Prior to her partnership with Davis, Booth was the top in a mixed pair with acrobatic gymnast Julian Amaro (now retired). Booth and Amaro won the all-around title at the 2001 U.S. Sports Acrobatic National Championships in Dayton, OH.

Booth and Amaro were also the first American acrobats to win a medal at the World Games in 2001 in Akita, Japan. This being the Olympics for all non Olympic sports. An American team had never achieved this standing winning the silver medal .

In 1999, the women's trio of Shenea Booth, Maria Navarro and Nicole Booth won the national women's trio title at the 1998, and 1999 Sports Acrobatic National Championships in Phoenix, Arizona. They also had a successful win at the 2000 National Championships.

In 2000, Booth, Booth, and Michelle Meier represented the United States at the World Championships in Warsaw, Poland.

In 2012 Shenea was the Silver Medalist of the 8th Annual Izhevsk Circus Festival as Duo Maintenant. She also had the honor to perform at the CeBit; with German Prime Minister Angela Merkel & Brazil's President Dilma Rousseff as honorary guests in attendance.

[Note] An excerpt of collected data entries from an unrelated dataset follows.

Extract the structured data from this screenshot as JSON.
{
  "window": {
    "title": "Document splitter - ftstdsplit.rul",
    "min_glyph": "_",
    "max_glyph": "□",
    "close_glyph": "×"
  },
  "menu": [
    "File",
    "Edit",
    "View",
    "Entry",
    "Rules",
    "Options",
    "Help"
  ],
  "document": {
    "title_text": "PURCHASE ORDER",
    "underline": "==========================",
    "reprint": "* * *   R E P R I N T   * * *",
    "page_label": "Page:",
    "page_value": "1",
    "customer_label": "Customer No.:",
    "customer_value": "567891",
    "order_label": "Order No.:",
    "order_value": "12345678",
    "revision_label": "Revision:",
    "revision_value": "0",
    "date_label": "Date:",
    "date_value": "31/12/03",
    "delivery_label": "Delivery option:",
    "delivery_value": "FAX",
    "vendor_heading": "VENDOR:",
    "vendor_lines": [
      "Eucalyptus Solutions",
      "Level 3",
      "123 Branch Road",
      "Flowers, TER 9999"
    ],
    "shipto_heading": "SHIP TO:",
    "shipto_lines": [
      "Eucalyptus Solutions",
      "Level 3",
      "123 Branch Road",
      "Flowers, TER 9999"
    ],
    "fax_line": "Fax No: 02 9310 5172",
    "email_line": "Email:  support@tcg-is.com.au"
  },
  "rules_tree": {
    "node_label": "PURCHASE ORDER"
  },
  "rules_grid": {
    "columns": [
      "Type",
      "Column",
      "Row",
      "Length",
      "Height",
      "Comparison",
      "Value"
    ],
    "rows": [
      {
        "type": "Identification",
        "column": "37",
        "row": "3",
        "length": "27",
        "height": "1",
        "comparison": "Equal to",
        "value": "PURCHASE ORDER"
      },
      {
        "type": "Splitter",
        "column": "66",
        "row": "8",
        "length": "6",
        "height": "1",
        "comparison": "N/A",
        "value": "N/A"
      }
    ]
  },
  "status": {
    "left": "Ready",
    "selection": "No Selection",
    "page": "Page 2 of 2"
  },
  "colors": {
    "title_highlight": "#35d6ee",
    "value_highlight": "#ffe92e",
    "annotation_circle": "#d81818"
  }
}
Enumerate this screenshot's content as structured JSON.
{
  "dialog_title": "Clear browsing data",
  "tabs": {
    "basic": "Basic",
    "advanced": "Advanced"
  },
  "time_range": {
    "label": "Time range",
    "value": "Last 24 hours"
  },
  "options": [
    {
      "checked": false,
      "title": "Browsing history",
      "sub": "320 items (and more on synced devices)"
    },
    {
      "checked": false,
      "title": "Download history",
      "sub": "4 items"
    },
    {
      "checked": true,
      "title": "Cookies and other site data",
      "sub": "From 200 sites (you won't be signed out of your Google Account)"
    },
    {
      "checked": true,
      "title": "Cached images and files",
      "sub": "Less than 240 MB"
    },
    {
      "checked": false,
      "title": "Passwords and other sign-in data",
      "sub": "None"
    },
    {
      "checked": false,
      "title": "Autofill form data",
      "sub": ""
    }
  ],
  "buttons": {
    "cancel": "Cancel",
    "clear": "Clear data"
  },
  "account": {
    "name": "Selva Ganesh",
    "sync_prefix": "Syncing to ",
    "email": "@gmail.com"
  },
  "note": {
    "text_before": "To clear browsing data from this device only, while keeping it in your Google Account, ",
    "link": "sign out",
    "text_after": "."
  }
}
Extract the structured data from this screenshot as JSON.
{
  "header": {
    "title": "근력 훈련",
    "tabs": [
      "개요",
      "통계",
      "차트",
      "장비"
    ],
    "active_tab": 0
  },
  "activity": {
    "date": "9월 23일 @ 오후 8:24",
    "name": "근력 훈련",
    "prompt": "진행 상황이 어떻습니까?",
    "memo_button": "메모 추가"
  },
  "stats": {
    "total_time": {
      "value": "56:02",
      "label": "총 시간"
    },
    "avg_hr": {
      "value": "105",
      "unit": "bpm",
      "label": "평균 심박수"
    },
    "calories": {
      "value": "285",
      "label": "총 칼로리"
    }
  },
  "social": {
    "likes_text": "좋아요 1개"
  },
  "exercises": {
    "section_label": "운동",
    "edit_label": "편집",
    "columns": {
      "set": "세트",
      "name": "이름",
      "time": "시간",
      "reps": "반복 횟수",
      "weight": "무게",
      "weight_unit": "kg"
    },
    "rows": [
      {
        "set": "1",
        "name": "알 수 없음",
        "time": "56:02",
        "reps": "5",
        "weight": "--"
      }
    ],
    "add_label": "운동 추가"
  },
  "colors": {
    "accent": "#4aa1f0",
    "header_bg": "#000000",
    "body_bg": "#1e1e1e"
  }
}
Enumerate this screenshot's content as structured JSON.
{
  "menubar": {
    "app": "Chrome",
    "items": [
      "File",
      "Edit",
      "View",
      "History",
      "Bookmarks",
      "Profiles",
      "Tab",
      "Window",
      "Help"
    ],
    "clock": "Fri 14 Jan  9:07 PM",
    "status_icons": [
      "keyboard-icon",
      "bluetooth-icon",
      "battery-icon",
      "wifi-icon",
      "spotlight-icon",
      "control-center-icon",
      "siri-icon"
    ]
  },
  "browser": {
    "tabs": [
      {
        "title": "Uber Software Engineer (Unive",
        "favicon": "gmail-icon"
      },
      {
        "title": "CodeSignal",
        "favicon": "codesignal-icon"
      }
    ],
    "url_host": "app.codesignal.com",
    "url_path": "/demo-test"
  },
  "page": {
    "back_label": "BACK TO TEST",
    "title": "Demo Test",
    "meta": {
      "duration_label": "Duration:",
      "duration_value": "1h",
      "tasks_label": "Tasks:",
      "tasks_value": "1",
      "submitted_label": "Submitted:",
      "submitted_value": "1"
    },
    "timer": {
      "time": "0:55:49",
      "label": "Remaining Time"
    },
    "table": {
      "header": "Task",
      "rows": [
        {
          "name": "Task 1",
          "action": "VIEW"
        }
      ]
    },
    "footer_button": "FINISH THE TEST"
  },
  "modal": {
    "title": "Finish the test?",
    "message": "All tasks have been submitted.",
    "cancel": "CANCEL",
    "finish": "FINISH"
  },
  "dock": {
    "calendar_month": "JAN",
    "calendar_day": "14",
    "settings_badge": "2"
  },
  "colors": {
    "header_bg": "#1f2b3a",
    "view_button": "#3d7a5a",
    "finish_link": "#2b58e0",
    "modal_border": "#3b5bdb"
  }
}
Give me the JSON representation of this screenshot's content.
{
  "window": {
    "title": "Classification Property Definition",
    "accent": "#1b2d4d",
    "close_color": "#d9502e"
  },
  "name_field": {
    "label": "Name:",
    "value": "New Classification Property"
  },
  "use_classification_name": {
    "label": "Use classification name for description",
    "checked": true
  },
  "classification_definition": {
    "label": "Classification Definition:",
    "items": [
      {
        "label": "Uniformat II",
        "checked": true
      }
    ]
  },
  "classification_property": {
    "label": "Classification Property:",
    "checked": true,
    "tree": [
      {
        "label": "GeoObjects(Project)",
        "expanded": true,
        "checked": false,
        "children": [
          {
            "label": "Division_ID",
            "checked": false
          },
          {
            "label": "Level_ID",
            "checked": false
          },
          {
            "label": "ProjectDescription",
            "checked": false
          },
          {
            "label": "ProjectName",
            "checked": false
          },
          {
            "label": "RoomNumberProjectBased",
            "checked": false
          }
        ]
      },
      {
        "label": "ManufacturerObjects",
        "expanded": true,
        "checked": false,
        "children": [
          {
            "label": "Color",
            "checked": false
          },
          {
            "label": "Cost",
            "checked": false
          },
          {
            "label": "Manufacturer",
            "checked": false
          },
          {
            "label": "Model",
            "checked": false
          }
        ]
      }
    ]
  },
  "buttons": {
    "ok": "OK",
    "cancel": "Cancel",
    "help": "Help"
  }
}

Her Duo Maintenant performance on YouTube has received over 10 million views.

As a highlight to her career as Duo Maintenant, Shenea had the opportunity to perform at the Wedding of the High Commissioner for the Sochi Olympic Games.

In 2015, Shenea had the enormous pleasure of becoming the first ever African – American female soloist to play a lead character in a Cirque Du Soleil production, by performing as " The Promise" in the classic spectacle Varekai.

During 2015, Shenea was also offered starring roles in Cirque Du Soleil's :

Zumanity(Las Vegas), Amma Luna(Tour), and Quidam(Tour)!

Shenea Booth currently performs worldwide and has appeared in The Palazzo Amsterdam, Palazzo Saarbrucken, The Wintergarten Funky Town (Berlin) & All Night Long, The Royal Carre with Hans Klock, Circus Knie in " Ohlala ", Beat the Best(Dutch)(finalist), Germany's Got Talent(finalist), America's Got Talent(finalist), So You Think You Can Dance, Dancing with the Stars, Cascabel featuring Top Chef Rick Bayless, and Circus Roncalli Variete.

As a coach and choreographer Shenea got an opportunity to work with Olympic Champions Chinese Figure Skaters
Shen and Zhao, and U.S Ice Dance Olympic team members Madison Chock and Evan Bates.

Television:

2003 Tylenol Pre – Olympic Tour

2004 TJ Maxx Gymnastics Olympic Tour(NBC)

2005 Hilton Ice Skating and Gymnastics
Spectacular (NBC)(Bravo)(StyleChannel)

2006 Tylenol Skating and Gymnastics Spectacular(NBC)Bravo)

2007&2010 Tylenol Skating and Gymnastics Spectacular(NBC)(Bravo)

2007 " El Gong " Show in Spain

The "Today" Show special appearance (3x)

Finalist on America's Got Talent Season One

2008 " Dancing with the Stars " Special Performance with Diavolo

2008 " So You Think You Can Dance Australia "
2008 Argentinean spinoff of America's Got Talent (Special Guest Performance)

2008 The Deaf Olympics Promotional Appearance for Cirque Du Soleil

2011 Chevy Commercial Featuring the cast of GLEE Principal Role

2012 Germany's Got Talent

2012 Beat the Best (Dutch Version)

2013 GMC Capable Commercial Principal Role

Cirque Du Soleil Special Events(7 years to current)

Cirque Dreams Productions

Le Noir Cirque Singapore

Cirque Mechanics

Circus Roncalli's Apollo Theater " London Calling "

IPL Cricket League Closing Ceremonies( Mumbai, India)

NBA Half-time Shows Special Performances

Cirque Du Soleil's Microsoft Event presentation of Natal

Formula One Gala(Monaco)

Le Ombre'

The Box Exclusive Nightclub Manhattan

The San Diego Zoo( 2 years)

Sea World San Diego Cirque De La Mer Acrobatic Show

Royal Caribbean Cruise Line Specialty Performer

NY Mercantile Exchange Event with the " Guess Who "

WeSpark Cancer Benefit

Hollywood Cirquewood Benefit

Novicento Runway Event

Dream Foundation : Valentino Runway Show

Beijing Olympics Trade-Show Event Sponsored by Panasonic

World Entrepreneurship Awards(Monaco)

(2 years) Hyundai Capital Gymnastics and Acrobatics Event (Seoul, Korea)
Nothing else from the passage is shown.